As his head began to clear, he tried to make sense of his recent experience. Must’ve fallen asleep under this tree, he told himself, had a bad dream. Too much heat, maybe it was that heat stroke stuff. No way it was real. It just couldn’t be. Not another one of these experiences, like back at the cave above the Marais des Cygnes river back home. There he’d seen marauding, civil war outlaws; now, here in the empty Arizona desert there had been strange, futuristic-like characters. What was happening to him? Was he going crazy?
Slowly he gathered up his gear, checked that he still had the cool geodes that he had found — sighed with relief when he found them safely at the bottom of his backpack — and finally stood up. He looked around again. Looked for signs of anyone on a vehicle or indications that anyone had been tied up out there on the desert ground. There was nothing. He sighed deeply. The pretty mountain range was back where it was supposed to be. Things seemed normal enough again.
Walking back in the direction of Uncle Melvin’s Hyundai, Stephen told himself he would be glad to get out of this desert and back home to Missouri. It was too hot out here, it caused the mind to play tricks on a fellow. Yeah, he would be glad to be home again.

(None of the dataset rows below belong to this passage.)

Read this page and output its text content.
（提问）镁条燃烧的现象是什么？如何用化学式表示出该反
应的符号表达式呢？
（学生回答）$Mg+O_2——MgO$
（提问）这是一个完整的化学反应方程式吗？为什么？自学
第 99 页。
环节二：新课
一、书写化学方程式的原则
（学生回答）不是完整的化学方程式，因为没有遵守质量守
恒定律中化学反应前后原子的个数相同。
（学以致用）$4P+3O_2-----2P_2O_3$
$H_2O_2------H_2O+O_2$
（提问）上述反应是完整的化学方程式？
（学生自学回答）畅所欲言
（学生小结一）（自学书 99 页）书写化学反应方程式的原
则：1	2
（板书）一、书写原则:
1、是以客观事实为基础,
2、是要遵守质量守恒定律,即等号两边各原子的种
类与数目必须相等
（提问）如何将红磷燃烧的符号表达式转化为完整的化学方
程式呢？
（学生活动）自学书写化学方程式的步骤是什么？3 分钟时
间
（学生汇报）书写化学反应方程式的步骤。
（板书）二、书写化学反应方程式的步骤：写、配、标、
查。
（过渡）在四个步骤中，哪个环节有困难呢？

Maybe one of these days he’d even get up the gumption to move out of his parents’ house and find a place of his own. Maybe then Lisa would take him more seriously. Maybe if he had a cool apartment with some cool furniture and a big, flat screen TV and stuff like that she would think he was worthy of her attention. Yeah, he made fun of his own ideas: and maybe pigs will fly, too.
But on his drive back to Uncle Melvin and Aunt Vivian’s he kept coming back to his hopes. Maybe it could work out with Lisa someday. Maybe if he did have his own place and all that other stuff, then he might be able to muster up the guts to simply ask her out for dinner sometime; that is, if he ever did get out on his own. Maybe she would say yes to a man who was independent and self-sufficient. Maybe she would go out with him then. Maybe.